She also acts out in any number of ways, which are nearly impossible to predict. One day she might decide to eat a whole mess of chicken bones from the trash can when I look away for just a second, and the next day she’ll jump on the couch (without permission) with muddy paws. She could tear a hole in the curtains and get herself trapped in a curtain noose.
She might wake us up in the middle of the night to take her outside, then not go to the bathroom when she’s out there, deciding to bark at a chipmunk instead. She also hates the bottom of all dog cages, and has chewed through several of them, and pushed the others out to sea in a fit of rage.
For putting up with all of this silliness, I always make sure Jeff takes a minute to celebrate Father’s Day. He may *just* be a father to a dog, but believe me, it’s work. It seems like moms get all the breakfast in bed for Mother’s Day, and dads always get a grilled meal for Father’s Day, so why not give the dads a breakfast that combines the best of both worlds? Cue the idea of bratfest in bed.

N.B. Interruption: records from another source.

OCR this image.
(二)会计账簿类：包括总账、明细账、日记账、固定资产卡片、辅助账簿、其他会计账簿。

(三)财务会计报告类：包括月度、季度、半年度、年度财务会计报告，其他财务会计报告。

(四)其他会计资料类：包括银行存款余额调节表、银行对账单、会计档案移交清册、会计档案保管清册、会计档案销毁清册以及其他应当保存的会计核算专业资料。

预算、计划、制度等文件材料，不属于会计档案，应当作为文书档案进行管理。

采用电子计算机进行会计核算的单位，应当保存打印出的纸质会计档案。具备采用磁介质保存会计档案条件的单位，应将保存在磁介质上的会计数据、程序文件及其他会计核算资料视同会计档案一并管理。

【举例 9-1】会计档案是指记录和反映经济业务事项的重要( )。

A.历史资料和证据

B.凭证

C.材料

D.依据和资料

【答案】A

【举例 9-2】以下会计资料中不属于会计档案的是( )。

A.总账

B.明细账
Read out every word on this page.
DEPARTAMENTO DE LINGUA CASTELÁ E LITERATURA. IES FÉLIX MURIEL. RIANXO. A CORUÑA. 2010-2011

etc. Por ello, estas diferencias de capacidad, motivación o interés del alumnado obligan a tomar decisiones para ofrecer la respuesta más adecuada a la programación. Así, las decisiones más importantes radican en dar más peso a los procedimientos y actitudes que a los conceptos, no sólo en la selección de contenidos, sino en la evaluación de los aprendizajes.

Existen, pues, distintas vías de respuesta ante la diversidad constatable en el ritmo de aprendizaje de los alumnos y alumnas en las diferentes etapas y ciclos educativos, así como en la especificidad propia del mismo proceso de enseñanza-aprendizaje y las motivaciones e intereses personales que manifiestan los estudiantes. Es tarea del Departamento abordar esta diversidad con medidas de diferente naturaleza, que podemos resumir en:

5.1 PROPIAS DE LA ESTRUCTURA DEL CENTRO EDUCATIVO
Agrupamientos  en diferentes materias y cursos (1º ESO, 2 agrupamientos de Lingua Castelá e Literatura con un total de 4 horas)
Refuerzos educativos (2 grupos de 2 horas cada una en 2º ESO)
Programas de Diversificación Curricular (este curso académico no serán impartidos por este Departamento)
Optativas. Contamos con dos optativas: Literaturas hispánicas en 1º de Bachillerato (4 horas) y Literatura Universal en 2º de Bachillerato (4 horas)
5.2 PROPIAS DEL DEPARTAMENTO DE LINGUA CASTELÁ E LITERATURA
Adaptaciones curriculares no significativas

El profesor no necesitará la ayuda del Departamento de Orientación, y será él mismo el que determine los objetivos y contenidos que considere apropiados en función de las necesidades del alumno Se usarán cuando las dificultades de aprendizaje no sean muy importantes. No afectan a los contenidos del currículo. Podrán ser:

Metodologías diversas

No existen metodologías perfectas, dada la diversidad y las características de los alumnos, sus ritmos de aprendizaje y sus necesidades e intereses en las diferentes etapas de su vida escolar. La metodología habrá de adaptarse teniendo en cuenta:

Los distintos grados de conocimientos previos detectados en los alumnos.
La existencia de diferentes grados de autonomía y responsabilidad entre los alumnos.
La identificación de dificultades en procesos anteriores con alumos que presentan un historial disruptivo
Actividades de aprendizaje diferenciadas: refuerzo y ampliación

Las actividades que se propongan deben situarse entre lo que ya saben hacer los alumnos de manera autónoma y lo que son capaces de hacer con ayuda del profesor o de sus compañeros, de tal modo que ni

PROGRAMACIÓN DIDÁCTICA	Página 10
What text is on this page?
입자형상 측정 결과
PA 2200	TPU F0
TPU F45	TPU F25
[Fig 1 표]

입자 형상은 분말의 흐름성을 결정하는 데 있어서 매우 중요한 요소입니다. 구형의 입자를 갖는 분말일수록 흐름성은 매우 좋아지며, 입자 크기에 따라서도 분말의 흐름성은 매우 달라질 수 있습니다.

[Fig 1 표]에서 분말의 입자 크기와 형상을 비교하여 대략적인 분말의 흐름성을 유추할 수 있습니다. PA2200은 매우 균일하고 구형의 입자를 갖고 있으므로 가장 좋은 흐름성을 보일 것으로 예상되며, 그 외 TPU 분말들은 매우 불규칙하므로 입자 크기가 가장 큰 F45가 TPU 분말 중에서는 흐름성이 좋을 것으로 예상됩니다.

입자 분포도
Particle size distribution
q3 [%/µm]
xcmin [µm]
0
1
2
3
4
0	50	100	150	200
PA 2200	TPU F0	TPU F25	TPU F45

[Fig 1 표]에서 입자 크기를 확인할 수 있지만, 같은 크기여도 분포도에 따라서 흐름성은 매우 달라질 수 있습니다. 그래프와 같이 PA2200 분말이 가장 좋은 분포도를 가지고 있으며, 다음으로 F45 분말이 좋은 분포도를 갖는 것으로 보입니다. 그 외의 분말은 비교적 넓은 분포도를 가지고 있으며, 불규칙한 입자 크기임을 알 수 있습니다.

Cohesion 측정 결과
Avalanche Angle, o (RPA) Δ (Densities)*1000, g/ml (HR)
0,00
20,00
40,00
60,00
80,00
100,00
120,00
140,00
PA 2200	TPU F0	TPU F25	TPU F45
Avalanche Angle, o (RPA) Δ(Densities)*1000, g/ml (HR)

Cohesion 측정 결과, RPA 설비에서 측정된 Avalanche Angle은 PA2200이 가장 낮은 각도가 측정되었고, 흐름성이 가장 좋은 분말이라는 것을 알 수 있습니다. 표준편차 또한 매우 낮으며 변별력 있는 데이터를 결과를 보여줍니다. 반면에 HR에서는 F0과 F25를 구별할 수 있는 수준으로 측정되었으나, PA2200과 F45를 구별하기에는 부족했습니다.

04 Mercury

I started by grilling up some juicy, flavorful brats. I quickly sauteed some peppers and onions, then created a unique egg scramble by folding in whisked eggs, cheddar cheese and the sliced, grilled brats. Jeff loved this easy breakfast scramble, and Izzy loved cuddling up next to him, hoping for a piece of sausage!
- 4 Johnsonville® Brats
- 12 eggs
- 1/2 cup milk
- Pinch of kosher salt and ground black pepper
- 1 tablespoon olive oil
- 1 green bell pepper, thinly sliced
- 1 red bell pepper, thinly sliced
- 1 small onion, thinly sliced
- 4 ounces shredded sharp cheddar cheese
- Preheat outdoor grill or grill pan for direct grilling. Grill brats according to package directions. Transfer to cutting board and let stand 5 minutes; then slice into 1/4-inch slices.
- Meanwhile, in medium bowl, whisk together eggs, milk, salt and pepper.
- Heat oil in large nonstick skillet over medium-high heat. Add bell peppers and onion; cook 4 to 5 minutes or until vegetables are tender-crisp, stirring occasionally.
- Reduce heat to medium. Add sliced brats and egg mixture to skillet. Cook 5 to 6 minutes or until eggs are cooked through, stirring and breaking up eggs with spatula frequently. Fold in cheese during last minute of cooking time. Serve immediately.